A data mining protocol was applied to microarray data for murine cell lines treated with various inflammatory stimuli. The learning and validation data sets consisted of 155 and 49 samples, respectively. The data mining protocol reduced the number of probe sets from 5,802 to 10, then from 10 to 6 and finally from 6 to 3. The performances of a set of supervised classification models were compared. The best accuracy, when using the six following genes --Il12b, Cd40, Socs3, Irgm1, Plin2 and Lgals3bp-- was obtained by Tree Augmented Naïve Bayes and Nearest Neighbour (91.8%). Using the smallest set of three genes --Il12b, Cd40 and Socs3-- the performance remained satisfactory and the best accuracy was with Support Vector Machine (95.9%). These data mining models, using data for the genes Il12b, Cd40 and Socs3, were validated with a human data set consisting of 27 samples. Support Vector Machines (71.4%) and Nearest Neighbour (92.6%) gave the worst performances, but the remaining models correctly classified all the 27 samples.
The genes selected by the data mining protocol proposed were shown to be informative for discriminating between inflammatory and steady-state phenotypes in dendritic cells. The robustness of the data mining protocol was confirmed by the accuracy for a human data set, when using only the following three genes: Il12b, Cd40 and Socs3. In summary, we analysed the longitudinal pattern of expression in dendritic cells stimulated with activating agents with the aim of identifying signatures that would predict or explain the dentritic cell response to an inflammatory agent.

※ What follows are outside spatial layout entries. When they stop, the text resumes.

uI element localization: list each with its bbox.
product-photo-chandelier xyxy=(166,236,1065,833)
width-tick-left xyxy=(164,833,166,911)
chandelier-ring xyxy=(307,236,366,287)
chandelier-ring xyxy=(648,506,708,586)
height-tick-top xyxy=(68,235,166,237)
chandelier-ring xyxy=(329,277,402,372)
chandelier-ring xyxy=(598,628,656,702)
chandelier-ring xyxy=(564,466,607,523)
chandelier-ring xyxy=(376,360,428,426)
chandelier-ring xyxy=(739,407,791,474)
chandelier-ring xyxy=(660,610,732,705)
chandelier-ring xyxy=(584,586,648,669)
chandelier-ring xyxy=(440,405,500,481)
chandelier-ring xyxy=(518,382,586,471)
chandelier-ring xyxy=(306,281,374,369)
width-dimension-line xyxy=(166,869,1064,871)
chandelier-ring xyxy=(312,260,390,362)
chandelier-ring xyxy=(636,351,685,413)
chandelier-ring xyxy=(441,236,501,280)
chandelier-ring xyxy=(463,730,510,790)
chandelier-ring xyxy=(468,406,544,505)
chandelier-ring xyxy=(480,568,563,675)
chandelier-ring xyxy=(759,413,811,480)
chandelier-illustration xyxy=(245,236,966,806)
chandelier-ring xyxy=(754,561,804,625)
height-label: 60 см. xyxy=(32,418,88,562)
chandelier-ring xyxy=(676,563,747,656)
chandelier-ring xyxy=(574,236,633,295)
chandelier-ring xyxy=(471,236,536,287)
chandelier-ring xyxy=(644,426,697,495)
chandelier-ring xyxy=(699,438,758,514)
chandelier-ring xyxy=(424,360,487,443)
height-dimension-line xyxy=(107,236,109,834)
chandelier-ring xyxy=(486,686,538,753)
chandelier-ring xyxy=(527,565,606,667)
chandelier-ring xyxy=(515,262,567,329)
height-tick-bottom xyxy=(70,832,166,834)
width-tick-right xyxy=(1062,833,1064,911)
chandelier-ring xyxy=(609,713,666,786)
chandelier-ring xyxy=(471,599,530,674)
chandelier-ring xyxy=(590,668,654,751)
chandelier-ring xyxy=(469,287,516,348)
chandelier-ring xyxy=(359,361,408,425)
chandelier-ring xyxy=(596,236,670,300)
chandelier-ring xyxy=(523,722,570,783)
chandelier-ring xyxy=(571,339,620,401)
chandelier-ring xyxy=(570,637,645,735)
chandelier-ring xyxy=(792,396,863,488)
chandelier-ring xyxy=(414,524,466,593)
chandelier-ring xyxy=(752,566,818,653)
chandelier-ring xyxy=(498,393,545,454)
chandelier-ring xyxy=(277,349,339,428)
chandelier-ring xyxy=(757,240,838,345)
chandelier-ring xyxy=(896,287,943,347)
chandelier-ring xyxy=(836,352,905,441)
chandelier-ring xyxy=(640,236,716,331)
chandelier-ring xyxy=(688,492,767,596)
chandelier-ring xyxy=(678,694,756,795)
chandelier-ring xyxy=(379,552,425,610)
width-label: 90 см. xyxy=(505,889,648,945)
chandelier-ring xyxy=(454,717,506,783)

选择与样本分类相关的基因是许多基因表达研究中的常见任务。虽然已经开发了许多工具来识别最佳的基因表达特征,但它们通常会生成过长的基因列表,难以在临床上应用。因此,该领域的研究人员试图确定提供良好样本分类的最小基因集。我们研究了树突状细胞炎症表型的全基因组表达。树突状细胞是一组复杂的细胞,在脊椎动物免疫中起着关键作用。因此,预测这些细胞的炎症表型可能有助于选择免疫调节化合物。

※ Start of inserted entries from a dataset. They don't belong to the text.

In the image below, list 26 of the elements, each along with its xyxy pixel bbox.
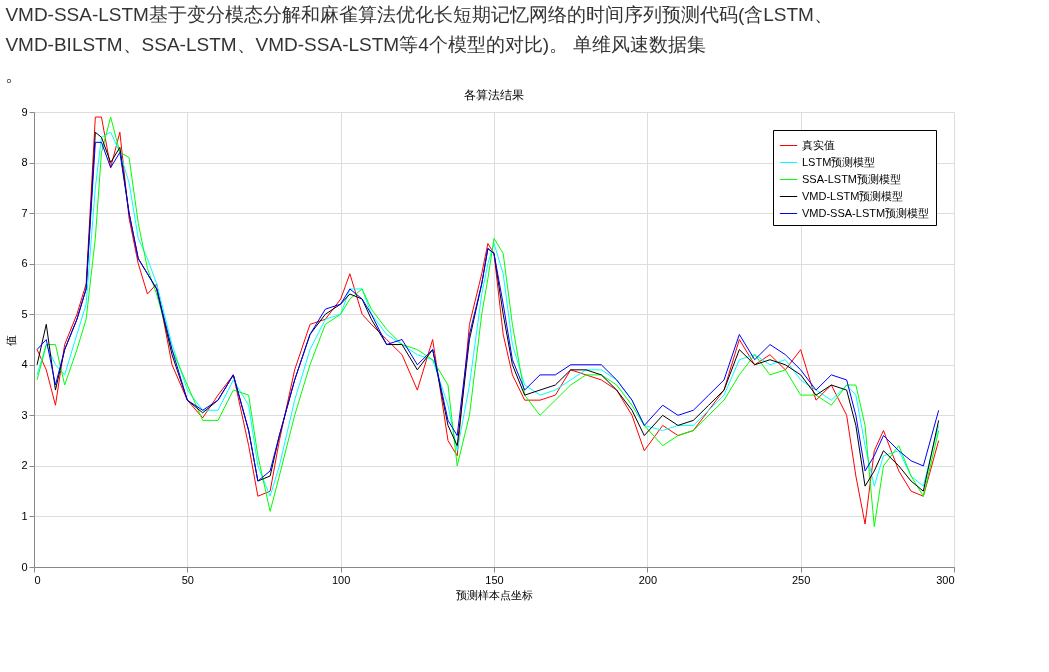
legend-label: VMD-SSA-LSTM预测模型 xyxy=(802,206,930,219)
y-tick-label: 0 xyxy=(21,560,28,573)
y-axis-title: 值 xyxy=(5,334,18,346)
legend-label: VMD-LSTM预测模型 xyxy=(802,189,904,202)
x-tick-label: 150 xyxy=(485,573,504,586)
y-tick-label: 5 xyxy=(21,307,28,320)
y-tick-label: 4 xyxy=(21,358,28,371)
x-axis-title: 预测样本点坐标 xyxy=(456,588,533,601)
x-tick-label: 200 xyxy=(638,573,658,586)
y-tick-label: 7 xyxy=(21,206,28,219)
y-tick-label: 8 xyxy=(21,156,28,169)
y-tick-label: 2 xyxy=(21,459,28,472)
y-tick-label: 9 xyxy=(21,105,28,118)
y-tick-label: 1 xyxy=(21,509,28,522)
legend-label: LSTM预测模型 xyxy=(802,155,876,168)
x-tick-label: 100 xyxy=(331,573,351,586)
y-tick-label: 6 xyxy=(21,257,28,270)
x-tick-label: 50 xyxy=(181,573,194,586)
legend-label: 真实值 xyxy=(802,138,835,151)
x-tick-label: 250 xyxy=(791,573,811,586)
x-tick-label: 300 xyxy=(936,573,955,586)
y-tick-label: 3 xyxy=(21,408,28,421)
chart-title: 各算法结果 xyxy=(464,88,524,102)
x-tick-label: 0 xyxy=(34,573,41,586)
legend-label: SSA-LSTM预测模型 xyxy=(802,172,902,185)
text: VMD-SSA-LSTM基于变分模态分解和麻雀算法优化长短期记忆网络的时间序列预测代码(含LSTM、VMD-BILSTM、SSA-LSTM、VMD-SSA-LSTM等4个模型的对比)。 单维风速数据集。 xyxy=(5,3,833,85)
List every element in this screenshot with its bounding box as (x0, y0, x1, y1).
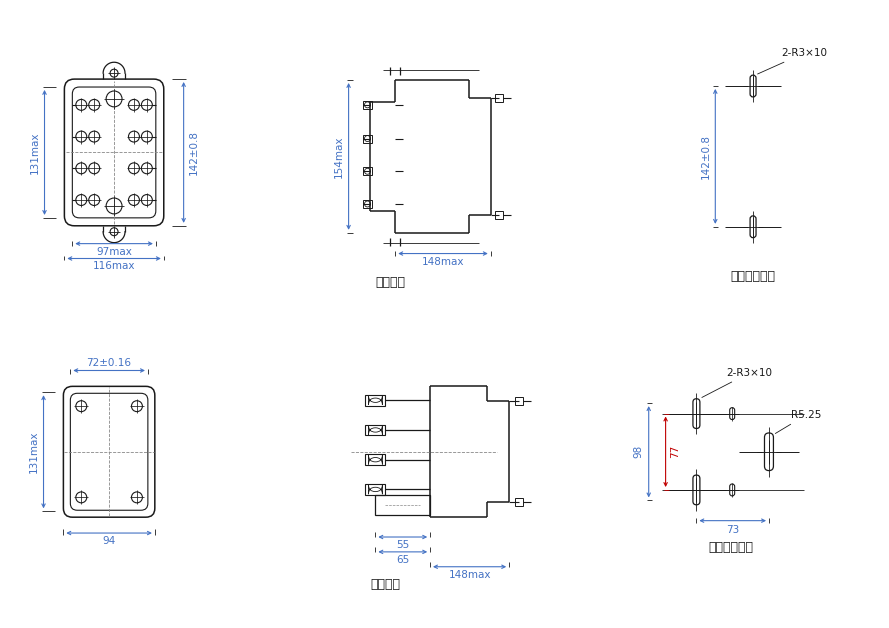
Bar (365, 484, 385, 495)
Text: 板前接线开孔: 板前接线开孔 (731, 270, 775, 283)
Text: 板前接线: 板前接线 (375, 276, 405, 289)
Text: 154max: 154max (333, 135, 344, 178)
Bar (363, 200, 372, 208)
Text: 94: 94 (102, 536, 116, 546)
Bar (365, 425, 385, 435)
Text: 2-R3×10: 2-R3×10 (757, 48, 827, 74)
Bar (494, 211, 502, 219)
Bar (365, 395, 385, 406)
Text: 2-R3×10: 2-R3×10 (701, 368, 773, 398)
Text: 116max: 116max (92, 261, 135, 271)
Text: 73: 73 (726, 524, 740, 534)
Text: 77: 77 (670, 445, 681, 458)
Text: 148max: 148max (421, 257, 464, 268)
Text: R5.25: R5.25 (775, 410, 821, 433)
Text: 板后接线: 板后接线 (371, 578, 400, 591)
Bar (363, 167, 372, 175)
Text: 65: 65 (396, 555, 410, 565)
Text: 72±0.16: 72±0.16 (86, 357, 132, 367)
Bar (375, 495, 430, 515)
Text: 97max: 97max (96, 247, 132, 257)
Bar (363, 101, 372, 109)
Text: 142±0.8: 142±0.8 (701, 134, 710, 179)
Bar (494, 94, 502, 102)
Text: 板后接线开孔: 板后接线开孔 (709, 541, 754, 554)
Bar (515, 499, 523, 506)
Bar (363, 134, 372, 143)
Bar (515, 398, 523, 405)
Text: 148max: 148max (448, 570, 491, 580)
Text: 55: 55 (396, 540, 410, 550)
Text: 131max: 131max (28, 431, 38, 473)
Text: 142±0.8: 142±0.8 (188, 130, 198, 175)
Bar (365, 454, 385, 465)
Text: 131max: 131max (29, 131, 40, 174)
Text: 98: 98 (634, 445, 644, 458)
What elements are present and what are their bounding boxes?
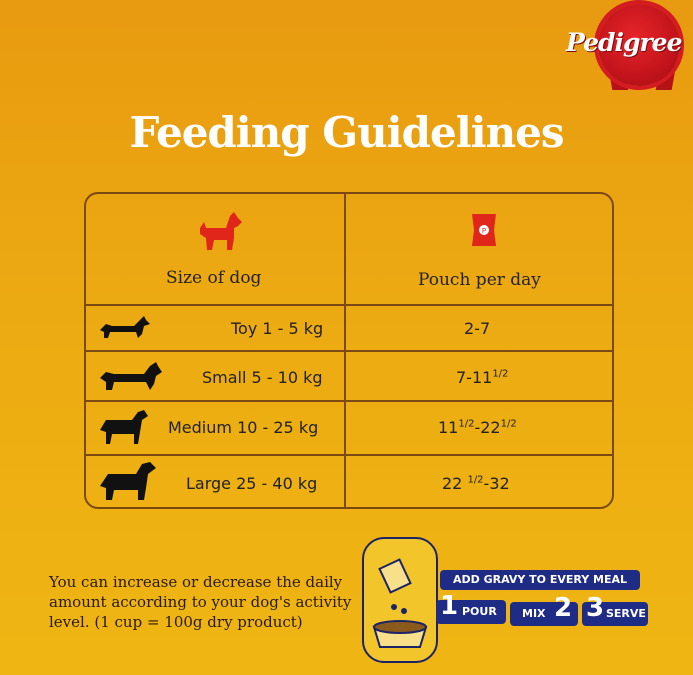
row-divider [86,304,612,306]
dog-medium-icon [100,410,148,444]
pedigree-logo: Pedigree [562,4,693,90]
row-divider [86,400,612,402]
dog-icon [200,212,242,250]
header-pouch: Pouch per day [418,270,541,290]
pouch-icon: P [472,214,496,246]
pouch-toy: 2-7 [464,319,491,338]
bowl-icon [372,558,428,648]
header-size: Size of dog [166,268,262,288]
step-serve: 3 SERVE [582,595,648,626]
dog-small-icon [100,362,162,390]
logo-text: Pedigree [566,28,682,57]
pouch-medium: 111/2-221/2 [438,418,517,437]
size-medium: Medium 10 - 25 kg [168,418,319,437]
pouch-large: 22 1/2-32 [442,474,510,493]
feeding-table: P Size of dog Pouch per day Toy 1 - 5 kg… [84,192,614,509]
page-title: Feeding Guidelines [129,108,564,157]
logo-seal [598,4,680,86]
pouch-small: 7-111/2 [456,368,509,387]
feeding-note: You can increase or decrease the daily a… [49,573,352,631]
dog-large-icon [100,462,156,500]
svg-text:P: P [482,227,486,235]
step-pour: 1 POUR [436,593,506,624]
size-toy: Toy 1 - 5 kg [231,319,324,338]
size-large: Large 25 - 40 kg [186,474,318,493]
gravy-banner: ADD GRAVY TO EVERY MEAL [440,570,640,590]
dachshund-icon [100,316,150,338]
row-divider [86,350,612,352]
step-mix: MIX 2 [510,595,578,626]
size-small: Small 5 - 10 kg [202,368,323,387]
row-divider [86,454,612,456]
serving-illustration [362,537,438,663]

应用于经各种炎症刺激处理的鼠系细胞的微阵列数据的数据挖掘方案。学习和验证数据集分别包含 155 和 49 个样本。数据挖掘方案将探针集的数量从 5802 减少到 10,然后从 10 减少到 6,最后从 6 减少到 3。比较了一组监督分类模型的性能。当使用以下六个基因(Il12b、Cd40、Socs3、Irgm1、Plin2 和 Lgals3bp)时,Tree Augmented Naive Bayes 和 Nearest Neighbour 的准确性最高(91.8%)。使用三个基因(Il12b、Cd40 和 Socs3)的最小集合,性能仍然令人满意,支持向量机的准确性最高(95.9%)。使用基因 Il12b、Cd40 和 Socs3 的这些数据挖掘模型,使用包含 27 个样本的人类数据集进行了验证。支持向量机(71.4%)和最近邻(92.6%)的性能最差,但其余模型正确分类了所有 27 个样本。
所提出的数据挖掘方案选择的基因被证明可用于区分树突状细胞的炎症和稳态表型。当仅使用以下三个基因(Il12b、Cd40 和 Socs3)时,对人类数据集的准确性证实了数据挖掘方案的稳健性。总之,我们分析了用激活剂刺激的树突状细胞的纵向表达模式,目的是确定可预测或解释树突状细胞对炎症剂反应的特征。